Dieser Artikel bei Spiegel-Online „Bildung à la Dänemark: Lerne lieber ungewöhnlich“ ist wieder gutes Futter für meine große Affinität zu den skandinavischen Ländern und voller Anregungen für sinnvolles Nichtstun (dazu auch mein Weblog: Frieden durch Faulheit). Und ja, ich finde es in Ordnung Wortwitze über Dänen zu machen („Dänen lügen nicht“ oder in einer Bildunterschrift des Spiegel-Artikels „Gut geht es den Dänen und denen, denen Dänen nahestehen“) ich glaube, wenn sie nicht respektlos sind, kann ein glücklicher Däne damit leben und immerhin sind sie das glücklichste Volk Europas.

Mehrere Monate sind Julie und ihre Mitschüler schon in der „Folkshøjskole“ im Örtchen Testrup zwischen den langgezogenen, grünen Hügeln Jütlands. Die meisten kommen anders als Julie direkt von der Schule. In Testrup werden die jungen Dänen bis Ende Juni zusammen leben, essen, wohnen – und lernen. Jeder hat eines der fünf Hauptfächer gewählt. Neben Musik sind es Philosophie, Literatur, Theater und Kunst – also ausschließlich Dinge, die als brotlos gelten.

Leitspruch: „Finde raus, worin du gut bist“

Die Højskole von Testrup ist eine von 76 solchen Schulen in dem kleinen skandinavischen Land, die jährlich rund 3500 Jugendliche besuchen. Mit Kost, Logis und Unterricht kostet der Aufenthalt im gemeinnützigen Erwachseneninternat umgerechnet rund 4000 Euro – den gleichen Betrag legt der Staat obendrauf.
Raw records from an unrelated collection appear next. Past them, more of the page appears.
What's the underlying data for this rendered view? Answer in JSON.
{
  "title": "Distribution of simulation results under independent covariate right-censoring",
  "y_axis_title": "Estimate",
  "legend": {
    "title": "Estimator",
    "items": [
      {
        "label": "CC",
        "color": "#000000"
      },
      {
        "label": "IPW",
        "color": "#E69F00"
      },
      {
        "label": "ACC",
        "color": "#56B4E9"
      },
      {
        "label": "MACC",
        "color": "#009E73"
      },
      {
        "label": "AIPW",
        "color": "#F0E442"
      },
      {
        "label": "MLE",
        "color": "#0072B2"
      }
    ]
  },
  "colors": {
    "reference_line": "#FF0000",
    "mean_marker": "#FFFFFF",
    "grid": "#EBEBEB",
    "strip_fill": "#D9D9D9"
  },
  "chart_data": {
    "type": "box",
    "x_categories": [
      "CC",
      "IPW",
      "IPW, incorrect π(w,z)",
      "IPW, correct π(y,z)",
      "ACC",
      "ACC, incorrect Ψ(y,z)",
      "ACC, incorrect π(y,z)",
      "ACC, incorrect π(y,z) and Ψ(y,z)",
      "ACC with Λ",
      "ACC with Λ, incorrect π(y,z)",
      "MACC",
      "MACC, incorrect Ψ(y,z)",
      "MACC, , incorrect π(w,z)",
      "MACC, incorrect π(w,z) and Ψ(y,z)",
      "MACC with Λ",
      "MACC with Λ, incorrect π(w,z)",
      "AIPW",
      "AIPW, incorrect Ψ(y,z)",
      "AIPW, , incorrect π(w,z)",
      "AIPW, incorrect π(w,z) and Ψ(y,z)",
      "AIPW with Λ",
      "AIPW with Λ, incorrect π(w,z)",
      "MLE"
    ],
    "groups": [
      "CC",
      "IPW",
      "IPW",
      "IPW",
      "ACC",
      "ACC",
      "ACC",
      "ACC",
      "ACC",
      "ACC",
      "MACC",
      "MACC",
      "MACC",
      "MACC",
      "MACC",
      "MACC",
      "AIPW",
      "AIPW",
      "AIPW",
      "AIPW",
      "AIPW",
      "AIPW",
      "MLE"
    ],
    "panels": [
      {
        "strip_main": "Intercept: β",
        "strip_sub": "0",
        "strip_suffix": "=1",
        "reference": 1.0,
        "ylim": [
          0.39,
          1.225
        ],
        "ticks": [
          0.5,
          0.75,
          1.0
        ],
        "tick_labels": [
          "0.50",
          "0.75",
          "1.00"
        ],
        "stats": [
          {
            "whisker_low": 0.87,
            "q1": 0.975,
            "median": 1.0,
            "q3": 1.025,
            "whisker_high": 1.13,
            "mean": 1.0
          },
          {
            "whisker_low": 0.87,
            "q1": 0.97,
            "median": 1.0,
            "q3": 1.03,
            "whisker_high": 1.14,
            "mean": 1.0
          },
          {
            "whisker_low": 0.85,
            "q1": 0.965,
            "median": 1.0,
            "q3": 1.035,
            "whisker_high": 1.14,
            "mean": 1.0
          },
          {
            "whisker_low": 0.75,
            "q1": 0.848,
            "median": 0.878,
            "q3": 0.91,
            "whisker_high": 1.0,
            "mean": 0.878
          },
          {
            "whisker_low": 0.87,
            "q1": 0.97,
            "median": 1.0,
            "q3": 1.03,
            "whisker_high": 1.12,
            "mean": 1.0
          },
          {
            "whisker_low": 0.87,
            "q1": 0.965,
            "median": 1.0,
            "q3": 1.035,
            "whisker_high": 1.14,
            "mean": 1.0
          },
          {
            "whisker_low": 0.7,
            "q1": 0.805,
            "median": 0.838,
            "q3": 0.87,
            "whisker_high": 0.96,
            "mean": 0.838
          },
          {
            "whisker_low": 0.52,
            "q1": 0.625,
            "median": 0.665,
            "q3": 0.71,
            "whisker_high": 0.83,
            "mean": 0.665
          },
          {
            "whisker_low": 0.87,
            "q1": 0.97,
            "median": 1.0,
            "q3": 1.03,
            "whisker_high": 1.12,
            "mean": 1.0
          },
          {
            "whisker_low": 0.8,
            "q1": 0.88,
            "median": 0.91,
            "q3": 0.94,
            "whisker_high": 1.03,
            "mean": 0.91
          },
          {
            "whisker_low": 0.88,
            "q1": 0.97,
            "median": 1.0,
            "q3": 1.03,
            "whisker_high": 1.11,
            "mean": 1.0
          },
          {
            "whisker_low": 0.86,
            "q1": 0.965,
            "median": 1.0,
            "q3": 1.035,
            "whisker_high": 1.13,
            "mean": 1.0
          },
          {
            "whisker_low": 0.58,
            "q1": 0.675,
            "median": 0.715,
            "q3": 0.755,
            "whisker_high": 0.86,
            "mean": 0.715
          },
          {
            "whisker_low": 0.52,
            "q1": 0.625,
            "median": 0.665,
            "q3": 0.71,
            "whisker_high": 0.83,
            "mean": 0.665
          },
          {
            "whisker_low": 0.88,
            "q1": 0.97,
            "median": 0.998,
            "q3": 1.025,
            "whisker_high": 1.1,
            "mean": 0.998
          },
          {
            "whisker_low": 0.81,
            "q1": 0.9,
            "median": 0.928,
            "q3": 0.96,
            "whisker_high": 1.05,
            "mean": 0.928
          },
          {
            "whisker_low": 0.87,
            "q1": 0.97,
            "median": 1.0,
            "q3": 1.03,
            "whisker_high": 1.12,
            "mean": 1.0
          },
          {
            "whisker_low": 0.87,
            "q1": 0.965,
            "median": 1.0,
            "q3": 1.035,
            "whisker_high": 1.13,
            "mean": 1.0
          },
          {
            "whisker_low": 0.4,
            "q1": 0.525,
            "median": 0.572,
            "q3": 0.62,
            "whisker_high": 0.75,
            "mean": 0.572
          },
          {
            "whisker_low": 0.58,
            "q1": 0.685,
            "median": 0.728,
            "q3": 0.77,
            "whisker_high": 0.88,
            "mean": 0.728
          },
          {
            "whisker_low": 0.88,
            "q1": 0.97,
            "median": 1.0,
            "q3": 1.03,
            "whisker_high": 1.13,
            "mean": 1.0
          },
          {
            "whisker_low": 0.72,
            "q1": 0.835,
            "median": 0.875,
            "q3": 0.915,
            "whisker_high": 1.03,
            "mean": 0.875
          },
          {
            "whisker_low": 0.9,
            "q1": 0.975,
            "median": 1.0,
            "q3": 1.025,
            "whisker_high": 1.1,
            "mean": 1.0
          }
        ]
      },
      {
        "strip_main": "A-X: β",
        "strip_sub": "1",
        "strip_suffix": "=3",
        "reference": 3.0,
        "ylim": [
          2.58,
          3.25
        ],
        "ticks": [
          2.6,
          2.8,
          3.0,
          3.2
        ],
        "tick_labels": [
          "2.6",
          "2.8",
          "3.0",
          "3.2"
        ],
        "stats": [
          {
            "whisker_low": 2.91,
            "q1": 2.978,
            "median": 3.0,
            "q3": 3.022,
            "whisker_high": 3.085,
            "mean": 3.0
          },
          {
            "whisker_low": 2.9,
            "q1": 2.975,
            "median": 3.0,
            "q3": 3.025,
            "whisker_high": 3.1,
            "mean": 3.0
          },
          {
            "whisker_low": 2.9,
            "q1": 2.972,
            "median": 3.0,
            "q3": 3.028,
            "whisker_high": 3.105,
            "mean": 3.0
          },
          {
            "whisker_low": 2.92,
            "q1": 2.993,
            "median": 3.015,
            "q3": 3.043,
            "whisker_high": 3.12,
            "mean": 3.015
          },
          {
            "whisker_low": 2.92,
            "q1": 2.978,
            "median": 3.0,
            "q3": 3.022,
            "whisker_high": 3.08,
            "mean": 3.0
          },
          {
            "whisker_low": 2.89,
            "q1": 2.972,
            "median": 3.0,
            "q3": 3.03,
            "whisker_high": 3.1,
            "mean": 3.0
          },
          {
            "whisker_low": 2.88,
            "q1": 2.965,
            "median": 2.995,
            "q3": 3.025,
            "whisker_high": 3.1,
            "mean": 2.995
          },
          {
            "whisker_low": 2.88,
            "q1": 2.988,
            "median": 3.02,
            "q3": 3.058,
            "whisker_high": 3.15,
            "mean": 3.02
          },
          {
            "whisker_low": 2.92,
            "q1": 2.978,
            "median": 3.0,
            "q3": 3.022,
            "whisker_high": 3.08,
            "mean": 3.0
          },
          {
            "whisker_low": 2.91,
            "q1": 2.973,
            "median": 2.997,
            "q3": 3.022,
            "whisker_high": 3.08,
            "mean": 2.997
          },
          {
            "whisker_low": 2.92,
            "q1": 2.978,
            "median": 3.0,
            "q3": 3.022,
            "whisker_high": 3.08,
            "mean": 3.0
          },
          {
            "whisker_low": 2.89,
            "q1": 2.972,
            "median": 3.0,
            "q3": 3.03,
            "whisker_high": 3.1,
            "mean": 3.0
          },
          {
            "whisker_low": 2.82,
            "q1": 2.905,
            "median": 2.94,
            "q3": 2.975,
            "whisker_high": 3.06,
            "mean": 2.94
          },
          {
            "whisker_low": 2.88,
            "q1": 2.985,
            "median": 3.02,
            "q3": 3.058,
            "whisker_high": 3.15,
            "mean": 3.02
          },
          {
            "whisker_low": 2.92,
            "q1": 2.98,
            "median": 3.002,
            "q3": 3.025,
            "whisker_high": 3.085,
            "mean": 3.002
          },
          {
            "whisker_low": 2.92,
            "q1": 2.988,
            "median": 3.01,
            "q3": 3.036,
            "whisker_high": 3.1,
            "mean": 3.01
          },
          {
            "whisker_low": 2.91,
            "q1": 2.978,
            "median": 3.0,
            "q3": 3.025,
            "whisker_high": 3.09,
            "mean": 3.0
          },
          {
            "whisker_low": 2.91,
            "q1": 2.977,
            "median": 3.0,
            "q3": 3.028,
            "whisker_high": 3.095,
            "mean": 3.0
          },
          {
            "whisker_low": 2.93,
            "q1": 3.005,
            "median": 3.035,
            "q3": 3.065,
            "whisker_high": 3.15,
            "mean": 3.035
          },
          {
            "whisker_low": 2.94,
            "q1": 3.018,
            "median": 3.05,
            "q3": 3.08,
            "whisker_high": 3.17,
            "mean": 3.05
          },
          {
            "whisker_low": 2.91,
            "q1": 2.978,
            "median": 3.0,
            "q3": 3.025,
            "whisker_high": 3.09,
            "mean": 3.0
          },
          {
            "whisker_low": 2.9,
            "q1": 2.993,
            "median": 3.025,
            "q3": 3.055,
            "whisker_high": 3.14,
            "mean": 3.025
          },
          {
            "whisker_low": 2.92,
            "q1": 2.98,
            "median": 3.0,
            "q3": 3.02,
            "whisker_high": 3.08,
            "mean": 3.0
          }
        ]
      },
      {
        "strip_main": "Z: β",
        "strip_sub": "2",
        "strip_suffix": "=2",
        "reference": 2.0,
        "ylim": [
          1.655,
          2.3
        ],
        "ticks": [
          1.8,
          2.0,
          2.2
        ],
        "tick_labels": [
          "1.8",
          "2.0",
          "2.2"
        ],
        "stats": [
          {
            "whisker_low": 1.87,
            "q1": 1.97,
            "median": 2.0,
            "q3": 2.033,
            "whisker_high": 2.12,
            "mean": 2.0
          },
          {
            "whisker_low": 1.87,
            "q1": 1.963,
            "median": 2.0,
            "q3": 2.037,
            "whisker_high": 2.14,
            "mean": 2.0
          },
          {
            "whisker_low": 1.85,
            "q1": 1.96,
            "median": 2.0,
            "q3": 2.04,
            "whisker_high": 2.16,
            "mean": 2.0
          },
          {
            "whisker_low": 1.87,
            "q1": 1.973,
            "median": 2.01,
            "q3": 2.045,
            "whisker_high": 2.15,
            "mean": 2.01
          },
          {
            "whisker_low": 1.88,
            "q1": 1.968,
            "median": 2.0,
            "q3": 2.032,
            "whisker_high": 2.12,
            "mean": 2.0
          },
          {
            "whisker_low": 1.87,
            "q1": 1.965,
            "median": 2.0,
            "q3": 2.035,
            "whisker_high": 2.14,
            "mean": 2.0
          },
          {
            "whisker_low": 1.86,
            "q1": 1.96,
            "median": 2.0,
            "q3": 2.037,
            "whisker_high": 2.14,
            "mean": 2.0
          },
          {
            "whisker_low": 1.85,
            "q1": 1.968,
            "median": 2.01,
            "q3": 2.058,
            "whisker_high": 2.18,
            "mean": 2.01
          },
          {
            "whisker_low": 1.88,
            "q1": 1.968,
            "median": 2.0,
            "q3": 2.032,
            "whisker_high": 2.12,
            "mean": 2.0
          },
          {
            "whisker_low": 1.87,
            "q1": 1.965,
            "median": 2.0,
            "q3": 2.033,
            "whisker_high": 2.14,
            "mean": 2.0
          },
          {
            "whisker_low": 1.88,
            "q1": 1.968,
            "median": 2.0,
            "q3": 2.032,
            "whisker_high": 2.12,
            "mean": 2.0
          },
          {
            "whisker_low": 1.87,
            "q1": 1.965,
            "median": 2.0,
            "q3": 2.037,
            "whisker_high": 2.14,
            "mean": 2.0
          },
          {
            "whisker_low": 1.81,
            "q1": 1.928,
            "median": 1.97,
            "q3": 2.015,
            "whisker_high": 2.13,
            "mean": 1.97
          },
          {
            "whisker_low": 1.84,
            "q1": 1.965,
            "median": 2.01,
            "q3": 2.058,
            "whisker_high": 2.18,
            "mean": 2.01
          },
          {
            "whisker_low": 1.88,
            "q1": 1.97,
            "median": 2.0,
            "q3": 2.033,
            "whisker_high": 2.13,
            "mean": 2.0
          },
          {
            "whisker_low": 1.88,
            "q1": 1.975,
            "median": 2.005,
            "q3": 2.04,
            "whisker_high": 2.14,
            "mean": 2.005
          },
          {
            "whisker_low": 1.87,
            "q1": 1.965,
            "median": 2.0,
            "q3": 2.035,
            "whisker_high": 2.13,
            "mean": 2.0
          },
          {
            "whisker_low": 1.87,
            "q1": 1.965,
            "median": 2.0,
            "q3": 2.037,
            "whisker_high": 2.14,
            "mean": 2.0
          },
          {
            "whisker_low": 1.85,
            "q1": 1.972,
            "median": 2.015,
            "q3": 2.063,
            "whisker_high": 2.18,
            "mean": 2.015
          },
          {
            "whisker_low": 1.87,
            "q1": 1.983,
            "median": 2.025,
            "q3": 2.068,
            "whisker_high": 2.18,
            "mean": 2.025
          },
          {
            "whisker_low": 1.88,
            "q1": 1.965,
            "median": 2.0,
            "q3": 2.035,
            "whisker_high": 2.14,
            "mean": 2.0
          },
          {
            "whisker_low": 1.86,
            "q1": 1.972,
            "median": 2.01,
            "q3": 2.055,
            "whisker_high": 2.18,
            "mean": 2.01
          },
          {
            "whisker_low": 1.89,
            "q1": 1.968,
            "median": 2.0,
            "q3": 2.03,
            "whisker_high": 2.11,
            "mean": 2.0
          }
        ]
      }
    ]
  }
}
Dafür stellt das Bildungsministerium ein paar Bedingungen an die Volkshochschulen, die mit einer deutschen VHS nur den Namen teilen: Sie müssen mindestens 28 Stunden pro Woche unterrichten, und die Inhalte müssen allgemeinbildend sein – ansonsten sind die Schulen unabhängig. Staatlich gefördert sollen sie den Jugendlichen helfen, sich zwischen Schulabschluss und Uni oder Arbeitsleben zu orientieren und dazuzulernen oder einfach im Studium die Chance für eine Pause bieten. „Finde raus, worin du gut bist“, das ist ihr Leitspruch. Hier soll Bildung ein Abenteuer sein.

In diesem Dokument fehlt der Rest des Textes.